KLIK SAJA - Arus rip menjadi penyebab terjadinya insiden di Pantai Drini, Gunungkidul, Yogyakarta, yang mengakibatkan 13 siswa dari SMP Negeri 7 Mojokerto terseret ombak. Dalam kejadian tersebut, 9 siswa berhasil diselamatkan sementara 4 siswa lainnya meninggal dunia.
“Sebanyak 13 korban sedang bermain di air di area arus rip, yang merupakan jalur kapal. Meskipun petugas telah berulang kali memberikan imbauan, hal itu tidak diindahkan,” ungkap Surisdiyanto, Sekretaris Satlinmas Rescue Istimewa Wilayah Operasi II Pantai Baron kepada media pada Selasa, 28 Januari 2025.
Berdasarkan informasi dari situs BMKG, arus rip adalah arus kuat dari laut yang bergerak menjauh dari pantai.
Fenomena rip current ini disebabkan karena pertemuan ombak yang sejajar dengan garis pantai, sehingga terjadi arus balik dengan kecepatan tinggi.
Rip current yang telah diukur kecepatannya dapat melebihi 2 meter per detik, sehingga menurut tulisan dari BMKG, arus tersebut bahkan dapat menyapu perenang terkuat sekalipun ke laut.
Setelah berita para korban terseret karena rip current, banyak pertanyaan dari netizen kenapa tidak semua pantai ada tanda area berbahaya pada area rip current di pantai.

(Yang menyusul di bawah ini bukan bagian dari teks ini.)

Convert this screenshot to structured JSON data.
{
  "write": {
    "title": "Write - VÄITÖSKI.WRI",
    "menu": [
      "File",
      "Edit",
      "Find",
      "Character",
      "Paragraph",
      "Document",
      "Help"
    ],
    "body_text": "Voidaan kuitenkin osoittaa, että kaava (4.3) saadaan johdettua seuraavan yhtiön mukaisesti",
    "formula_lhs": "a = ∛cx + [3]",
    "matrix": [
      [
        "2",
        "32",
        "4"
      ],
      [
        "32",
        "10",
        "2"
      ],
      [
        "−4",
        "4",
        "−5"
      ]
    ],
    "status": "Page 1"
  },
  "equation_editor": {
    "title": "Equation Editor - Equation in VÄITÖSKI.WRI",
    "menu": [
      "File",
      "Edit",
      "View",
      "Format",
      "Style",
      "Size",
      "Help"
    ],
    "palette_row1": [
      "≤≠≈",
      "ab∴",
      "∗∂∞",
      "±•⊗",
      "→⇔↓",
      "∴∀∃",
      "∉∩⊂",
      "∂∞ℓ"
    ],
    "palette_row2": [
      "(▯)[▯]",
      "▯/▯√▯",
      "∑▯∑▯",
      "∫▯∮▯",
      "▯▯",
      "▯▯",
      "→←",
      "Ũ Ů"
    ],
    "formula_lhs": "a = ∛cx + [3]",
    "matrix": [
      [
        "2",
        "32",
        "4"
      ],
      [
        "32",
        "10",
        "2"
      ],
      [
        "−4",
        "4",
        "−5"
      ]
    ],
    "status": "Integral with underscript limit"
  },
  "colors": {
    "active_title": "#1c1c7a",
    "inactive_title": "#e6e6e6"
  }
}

Masih mengutip dari laman BMKG, mengidentifikasi arus rip current ini cukup sulit.
Karena semua kondisinya kembali pada keadaan ombak, gelombang, dan bentuk pantainya.
Baca Juga: Survei Indikator: Mayoritas Masyarakat Puas dengan Kinerja Presiden Prabowo
Apakah Semua Pantai Punya Rip Current?
Tidak semua pantai memiliki arus rip; beberapa pantai mungkin hanya memiliki ombak yang sangat kecil atau bahkan tidak ada ombak sama sekali.
Arus rip dapat terbentuk di antara gundukan pasir, dermaga, atau bagian dari terumbu karang.
Hambatan yang berada di bawah permukaan air tersebut menghalangi gelombang untuk kembali ke laut.